Что ж, можно только удивиться их удивлению. Удивиться и посочувствовать: слишком хорошо известно, сколько разоблаченных, доказанных, ставших достоянием гласности корыстных преступлений сильных мира сего остаются — «там», «у них», — безнаказанными, уходят в песок, покрываются давностью, меркнут в сиянии новых афер, более свежих, более шумных.

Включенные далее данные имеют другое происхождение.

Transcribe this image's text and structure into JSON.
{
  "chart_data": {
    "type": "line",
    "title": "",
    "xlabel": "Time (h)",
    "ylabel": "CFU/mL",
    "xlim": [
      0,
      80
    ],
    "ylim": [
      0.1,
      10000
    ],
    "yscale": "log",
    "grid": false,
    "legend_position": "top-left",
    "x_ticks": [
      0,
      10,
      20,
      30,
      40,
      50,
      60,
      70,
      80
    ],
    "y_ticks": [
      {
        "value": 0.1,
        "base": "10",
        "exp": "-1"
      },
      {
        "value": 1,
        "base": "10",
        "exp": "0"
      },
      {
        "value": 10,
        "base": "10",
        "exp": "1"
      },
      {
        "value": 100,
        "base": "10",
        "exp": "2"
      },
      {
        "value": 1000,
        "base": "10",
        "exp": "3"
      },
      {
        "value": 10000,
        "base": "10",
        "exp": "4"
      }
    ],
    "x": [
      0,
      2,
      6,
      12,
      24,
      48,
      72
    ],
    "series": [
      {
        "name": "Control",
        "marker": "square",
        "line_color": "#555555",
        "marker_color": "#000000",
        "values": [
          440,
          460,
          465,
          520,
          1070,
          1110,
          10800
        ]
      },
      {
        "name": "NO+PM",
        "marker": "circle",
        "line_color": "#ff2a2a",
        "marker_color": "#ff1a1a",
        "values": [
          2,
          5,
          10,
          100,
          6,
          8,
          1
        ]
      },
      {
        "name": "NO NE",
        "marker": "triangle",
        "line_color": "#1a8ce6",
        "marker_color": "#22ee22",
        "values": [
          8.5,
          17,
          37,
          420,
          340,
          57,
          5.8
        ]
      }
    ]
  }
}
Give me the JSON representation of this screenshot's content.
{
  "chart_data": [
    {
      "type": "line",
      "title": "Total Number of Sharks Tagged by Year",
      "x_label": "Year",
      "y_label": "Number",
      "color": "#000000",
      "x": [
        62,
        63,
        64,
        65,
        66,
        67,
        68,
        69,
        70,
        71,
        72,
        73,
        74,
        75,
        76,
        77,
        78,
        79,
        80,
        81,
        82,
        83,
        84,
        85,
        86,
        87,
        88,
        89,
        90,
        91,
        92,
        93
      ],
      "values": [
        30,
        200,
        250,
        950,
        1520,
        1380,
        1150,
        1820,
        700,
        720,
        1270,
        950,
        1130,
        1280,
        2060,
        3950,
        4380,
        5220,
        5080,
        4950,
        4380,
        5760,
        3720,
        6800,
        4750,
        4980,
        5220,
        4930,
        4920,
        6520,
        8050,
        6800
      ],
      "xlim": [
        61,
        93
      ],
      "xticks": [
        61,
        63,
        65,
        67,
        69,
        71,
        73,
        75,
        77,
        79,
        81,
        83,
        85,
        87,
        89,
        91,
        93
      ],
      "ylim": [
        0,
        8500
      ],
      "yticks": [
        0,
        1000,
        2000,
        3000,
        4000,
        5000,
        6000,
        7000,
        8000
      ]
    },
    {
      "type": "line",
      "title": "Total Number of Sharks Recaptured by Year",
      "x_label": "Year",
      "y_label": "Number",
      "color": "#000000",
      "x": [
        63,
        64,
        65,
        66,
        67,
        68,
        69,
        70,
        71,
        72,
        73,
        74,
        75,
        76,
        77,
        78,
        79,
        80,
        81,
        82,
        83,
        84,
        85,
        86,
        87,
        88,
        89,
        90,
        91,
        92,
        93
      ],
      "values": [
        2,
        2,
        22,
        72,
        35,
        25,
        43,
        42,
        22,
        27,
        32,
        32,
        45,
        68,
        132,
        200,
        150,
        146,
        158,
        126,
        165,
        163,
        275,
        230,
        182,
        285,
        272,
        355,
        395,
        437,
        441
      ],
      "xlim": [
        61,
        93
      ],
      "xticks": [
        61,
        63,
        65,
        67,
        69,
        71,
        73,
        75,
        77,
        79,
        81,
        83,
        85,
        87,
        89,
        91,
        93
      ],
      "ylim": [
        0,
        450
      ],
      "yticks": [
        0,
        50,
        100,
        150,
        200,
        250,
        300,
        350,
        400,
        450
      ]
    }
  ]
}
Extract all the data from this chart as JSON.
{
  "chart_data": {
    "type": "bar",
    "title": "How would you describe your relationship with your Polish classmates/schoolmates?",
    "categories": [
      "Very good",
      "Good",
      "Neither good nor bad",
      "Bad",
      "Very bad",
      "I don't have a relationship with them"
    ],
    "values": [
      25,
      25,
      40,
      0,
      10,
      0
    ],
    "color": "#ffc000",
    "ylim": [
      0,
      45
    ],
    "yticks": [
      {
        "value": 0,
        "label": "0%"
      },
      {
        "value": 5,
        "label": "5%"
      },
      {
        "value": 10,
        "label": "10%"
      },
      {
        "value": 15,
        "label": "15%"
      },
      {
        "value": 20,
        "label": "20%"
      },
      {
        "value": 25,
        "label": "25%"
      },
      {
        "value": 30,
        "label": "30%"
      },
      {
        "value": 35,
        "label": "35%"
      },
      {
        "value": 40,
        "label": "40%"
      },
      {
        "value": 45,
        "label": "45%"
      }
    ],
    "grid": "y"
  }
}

Ряд западных комментаторов, намекая на «робость» и «ограниченные возможности» очеркиста, не без ехидства спрашивал, отчего, мол, не названы соучастники — тот, к примеру, ответственный работник министерства, с которым Воронков «кейфовал» в финской бане, обделывая попутно свои дела. Верно, имя названо не было — по той лишь причине, что следствие по делу этого ответственного работника и его сообщников тогда еще не закончилось, суд не вынес еще приговора и, педантично следуя презумпции невиновности, я не посмел нарушить гарантированные законом права обвиняемых. Обвиняемых, но — тогда еще — не осужденных.
Теперь, когда и то дело давно завершилось, приговор вынесен и приведен в исполнение, я могу раскрыть неназванное имя. Речь шла о бывшем заместителе министра рыбной промышленности Рытове, который был впоследствии осужден коллегией по уголовным делам Верховного суда СССР. Это дело, достаточно хорошо известное по печати, некоторыми своими гранями соприкасалось с делом Воронкова: нравственно растленные, беспринципные скатившиеся в пропасть хапуги легко нашли друг друг и впряглись в одну упряжку.
Горькое остается чувство, горькое и тягостное, когда узнаешь подробности их потайной жизни. И однако прав, я думаю, читатель из Вологды Н. Дунаев, так передавший свои ощущения от публикации очерка «Ширма»: «Прочитал — легче стало дышать».